The school plans to test other student athletes who play contact sports like soccer, rugby and lacrosse, and eventually all of its student athletes. Gradillas noted recent research suggesting that female, high school soccer players actually get more concussions than football players.
Gradillas said the scans can also show when concussion symptoms are actually more likely stemming from a neck injury.
WHAT ABOUT LONG-TERM DAMAGE?
Concussions are one thing. Chronic Traumatic Encephalopathy, or CTE, is another. The degenerative brain disease that is now known to affect youth football players as well as pros, can only be detected after death.
CTE has been found post-mortem in the brains of scores of former NFL players, including stars such as Bubba Smith and Junior Seau, as well as other athletes and military veterans.
Symptoms include changes in mood and behavior, such as "impulse control problems, aggression, depression, and paranoia," according to the Concussion Legacy Foundation. And researchers say the problem is not just concussions. In fact, taking repeated hits to the head over time may be the biggest factor.
That's why some doctors, including Dr. Bennet Omalu, who discovered CTE, say children should not play contact sports. Period.
Testing youth athletes for concussions "does not make any difference in terms of the risk of brain damage," Omalu said in a phone interview. "Parents need to know that."
Dr. Lee Goldstein, another expert on traumatic brain injuries, agreed.
"The research we're seeing is that cumulative hits to the head is the real problem," Goldstein said. "What we really need to be focusing on is preventing head injuries. We can do that without technology."
THE RISK VS. THE REWARD
JSerra athletic director, Chris Ledyard, calls the research on head trauma in contact sports over the last decade "pretty profound."

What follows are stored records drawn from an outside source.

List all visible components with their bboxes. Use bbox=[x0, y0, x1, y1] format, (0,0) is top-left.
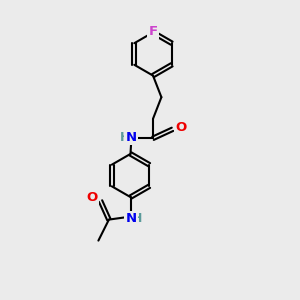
Text: O: O bbox=[86, 191, 98, 205]
Text: N: N bbox=[125, 131, 137, 144]
Text: O: O bbox=[175, 121, 187, 134]
Text: N: N bbox=[125, 212, 137, 225]
Text: H: H bbox=[132, 212, 142, 225]
Text: H: H bbox=[120, 131, 130, 144]
Text: F: F bbox=[148, 25, 158, 38]
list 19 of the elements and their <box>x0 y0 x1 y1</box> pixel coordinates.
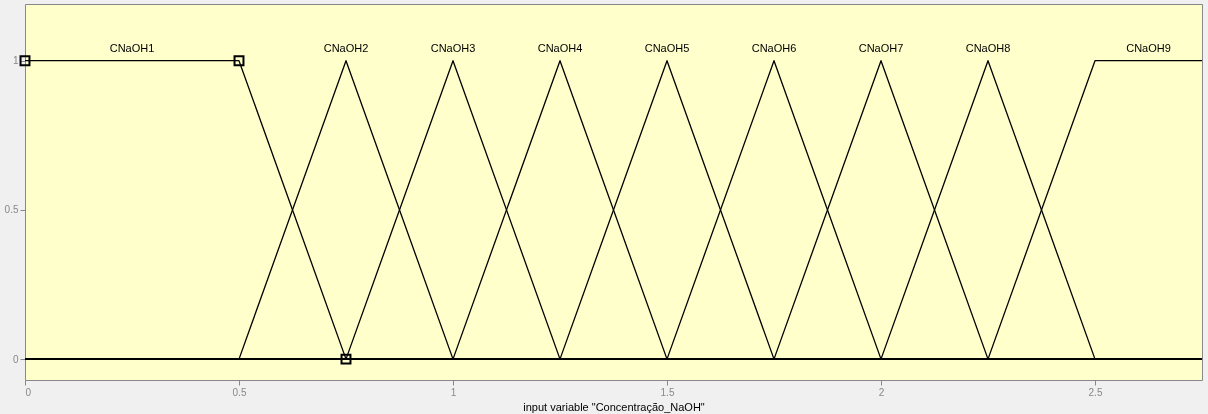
y-tick-label: 1 <box>12 55 19 67</box>
series-label: CNaOH4 <box>537 41 583 54</box>
series-label: CNaOH6 <box>751 41 797 54</box>
series-label: CNaOH3 <box>430 41 476 54</box>
x-tick-label: 2.5 <box>1088 386 1103 398</box>
x-tick-label: 0.5 <box>232 386 247 398</box>
series-label: CNaOH9 <box>1126 41 1171 54</box>
x-tick-label: 1 <box>450 386 457 398</box>
x-tick-label: 1.5 <box>660 386 675 398</box>
x-axis-title: input variable "Concentração_NaOH" <box>523 400 705 413</box>
x-tick-label: 0 <box>25 386 32 398</box>
series-label: CNaOH1 <box>109 41 155 54</box>
y-tick-label: 0 <box>12 353 19 365</box>
series-label: CNaOH8 <box>965 41 1011 54</box>
y-tick-label: 0.5 <box>4 204 19 216</box>
series-label: CNaOH7 <box>858 41 904 54</box>
series-label: CNaOH2 <box>323 41 369 54</box>
series-label: CNaOH5 <box>644 41 690 54</box>
x-tick-label: 2 <box>878 386 885 398</box>
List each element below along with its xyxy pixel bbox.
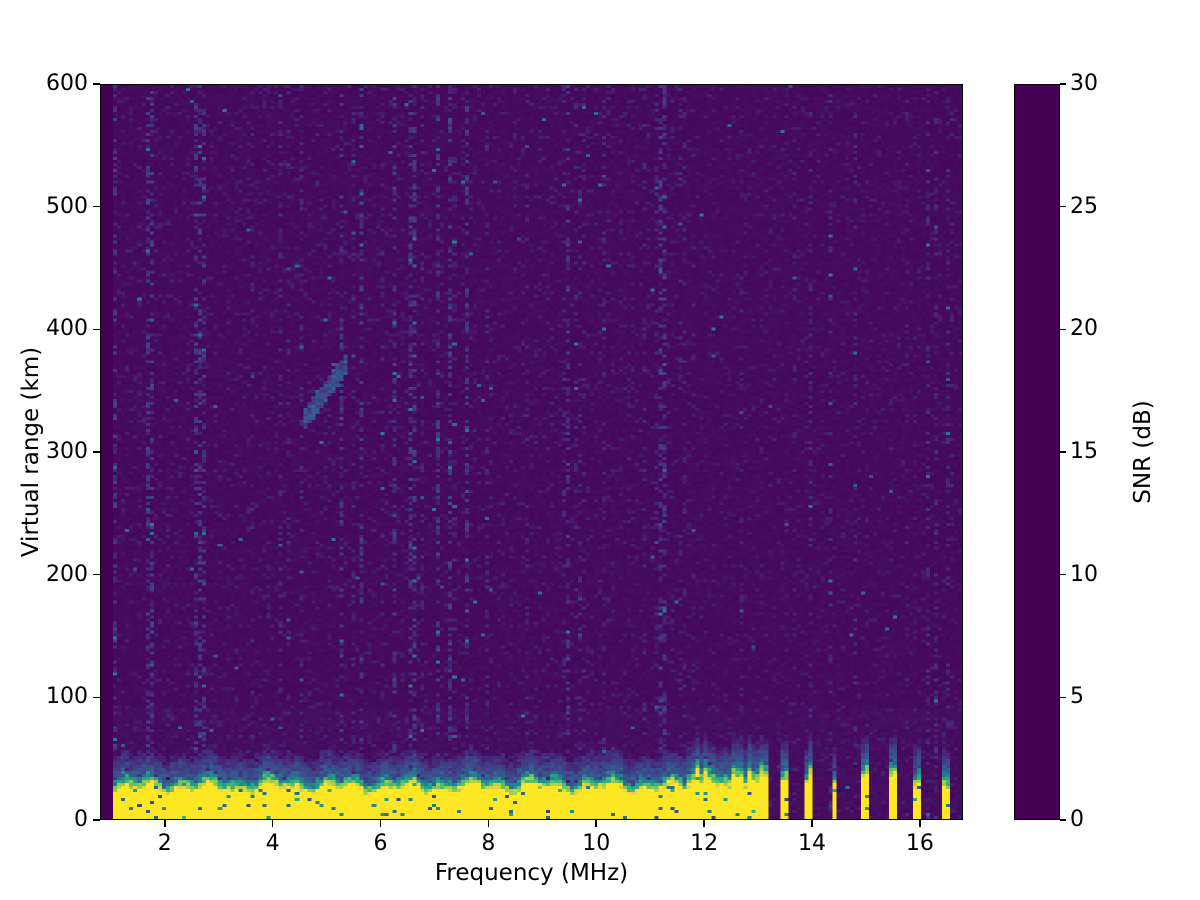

He noted that better knowledge of head injury risks has led to precautions like state rules limiting the number of full-contact practice days permitted in high school football.
But he said it should be left to players and their parents to decide whether the risks outweigh the benefits of playing sports.
He speaks from experience. Ledyard lives with a neck injury stemming from his college wrestling days.
"When my kids say to me, 'Dad, would you do it again?' I say, 'Absolutely, you gotta be laying in a bed dying of something.' It was a beautiful experience. It strengthened me as a human being."
When 17-year-old McClain's brain scan is finished, he hurries out the door to a physical therapy appointment. A knee injury kept him off the field for much of last season. He says he worries about his brain when he's on the field, but not nearly enough to make him stop playing.
"I just try to stay safe out there and I hope everyone else is safe also," he said.
His dream? Next year, the standout wide receiver plans to play ball at USC. And then, hopefully, on to the NFL.